During a 24-year journey, Bracho became a nationally renowned queer and Chicano playwright, essayist, producer, dramaturge, educator and organizer who speaks up for social justice — battling issues ranging from racial inequality to unjust wars.
Featured through the Hallie Ford Literary Series, Bracho will share his multimedia auto-genealogy titled, “#KWEEN, I Just Need to Know Your Journey” with the Willamette and Salem communities Feb. 19 at 7:30 p.m. in the Hatfield Room of the Hatfield Library. The event is free and open to the public.
Through the literary series, members of Willamette’s English Department bring short story writers, poets, novelists and others to campus each year to share their work and discuss the writing process with students.
“Bracho’s talk will help students think through the connections among art, social justice and theory, a balance Bracho has modeled for me and other current and former students of his talks, plays and other writings,” says Roy Pérez, who worked with English professor Scott Nadelson to bring Bracho to campus.
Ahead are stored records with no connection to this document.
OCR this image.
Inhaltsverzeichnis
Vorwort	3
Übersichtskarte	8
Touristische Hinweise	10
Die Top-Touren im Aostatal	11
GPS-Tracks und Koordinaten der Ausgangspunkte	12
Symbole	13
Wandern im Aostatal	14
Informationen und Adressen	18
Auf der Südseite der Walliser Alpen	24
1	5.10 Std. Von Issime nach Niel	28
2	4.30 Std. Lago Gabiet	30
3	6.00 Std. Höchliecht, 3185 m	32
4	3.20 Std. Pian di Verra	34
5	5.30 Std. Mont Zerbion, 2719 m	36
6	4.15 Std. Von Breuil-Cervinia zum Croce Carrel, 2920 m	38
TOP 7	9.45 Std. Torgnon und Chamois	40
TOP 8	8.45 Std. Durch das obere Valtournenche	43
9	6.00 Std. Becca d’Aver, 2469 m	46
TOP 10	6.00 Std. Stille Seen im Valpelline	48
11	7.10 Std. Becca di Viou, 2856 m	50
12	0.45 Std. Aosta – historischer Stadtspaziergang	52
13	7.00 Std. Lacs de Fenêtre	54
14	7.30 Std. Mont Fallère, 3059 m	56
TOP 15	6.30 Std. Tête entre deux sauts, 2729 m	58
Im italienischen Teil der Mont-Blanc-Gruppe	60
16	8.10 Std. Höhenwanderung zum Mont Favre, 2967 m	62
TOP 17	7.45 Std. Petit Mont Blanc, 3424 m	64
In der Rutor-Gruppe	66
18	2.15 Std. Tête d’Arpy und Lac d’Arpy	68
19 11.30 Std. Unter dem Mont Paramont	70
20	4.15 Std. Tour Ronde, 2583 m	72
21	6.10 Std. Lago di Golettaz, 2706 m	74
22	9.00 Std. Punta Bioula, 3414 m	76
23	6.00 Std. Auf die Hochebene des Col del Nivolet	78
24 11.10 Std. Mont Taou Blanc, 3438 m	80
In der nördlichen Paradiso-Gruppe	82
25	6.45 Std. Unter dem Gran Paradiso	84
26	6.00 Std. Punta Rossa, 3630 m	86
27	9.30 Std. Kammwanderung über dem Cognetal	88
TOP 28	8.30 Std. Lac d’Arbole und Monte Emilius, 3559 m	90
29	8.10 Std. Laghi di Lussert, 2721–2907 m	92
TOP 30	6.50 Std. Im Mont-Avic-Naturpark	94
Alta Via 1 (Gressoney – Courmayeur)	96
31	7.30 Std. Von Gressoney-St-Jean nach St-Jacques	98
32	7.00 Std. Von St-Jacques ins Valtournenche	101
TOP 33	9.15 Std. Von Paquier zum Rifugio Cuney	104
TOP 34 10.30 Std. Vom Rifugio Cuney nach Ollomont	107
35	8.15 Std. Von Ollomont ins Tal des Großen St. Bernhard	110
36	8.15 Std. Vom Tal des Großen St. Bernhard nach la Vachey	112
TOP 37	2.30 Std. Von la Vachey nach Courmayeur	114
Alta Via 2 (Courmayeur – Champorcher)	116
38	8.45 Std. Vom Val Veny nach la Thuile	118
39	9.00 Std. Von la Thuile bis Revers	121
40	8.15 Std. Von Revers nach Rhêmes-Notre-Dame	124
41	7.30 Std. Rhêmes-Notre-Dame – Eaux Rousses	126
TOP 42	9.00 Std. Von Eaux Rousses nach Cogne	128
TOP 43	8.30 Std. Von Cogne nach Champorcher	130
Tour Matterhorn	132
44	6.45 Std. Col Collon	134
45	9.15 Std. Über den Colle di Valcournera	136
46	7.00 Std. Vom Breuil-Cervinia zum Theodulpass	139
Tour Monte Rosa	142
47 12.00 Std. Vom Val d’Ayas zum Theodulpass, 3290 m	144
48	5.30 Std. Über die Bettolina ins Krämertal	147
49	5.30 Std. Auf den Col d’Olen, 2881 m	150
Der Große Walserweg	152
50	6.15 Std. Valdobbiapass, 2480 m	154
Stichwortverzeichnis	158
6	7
Pérez, who teaches in the English, American Ethnic Studies, and Women’s & Gender Studies departments at Willamette University, has followed Bracho’s work for more than 10 years. Now, he says, is the perfect time to bring the speaker to campus.
“Bracho’s background as a playwright, activist and theorist will bring a new kind of cultural work to the Hallie Ford series,” Pérez says. “In addition to an award-winning playwright, Bracho is a phenomenal teacher and thinker.
“His wit and smarts, and the way he moves between highbrow and low, popular and esoteric, are sure to make the night fun and thought-provoking.”
Going beyond a typical memoir, Bracho says he plans to walk the audience through his experiences as a playwright, public health worker and politically active student in Berkeley, Calif.
“While this is a linear and chronological narrative description of my proposed talk, the presentation will be anything but. It will zigzag between time and place, fiction and memoir, social justice and sexual pleasure,” Bracho says.
Pérez says Latina/o studies at Willamette have become a vibrant, inter-departmental area of inquiry, particularly in terms of activism and social studies. He believes Bracho will bring new and important ideas about latinidad to Willamette’s campus.
“Art and performance, especially the kind Bracho has given us, adds dimension and complexity to conversations about latinidad — a word that lets us ask not just who is Latina/o, but what it means to be a person navigating that racial category in the world right now,” Pérez says.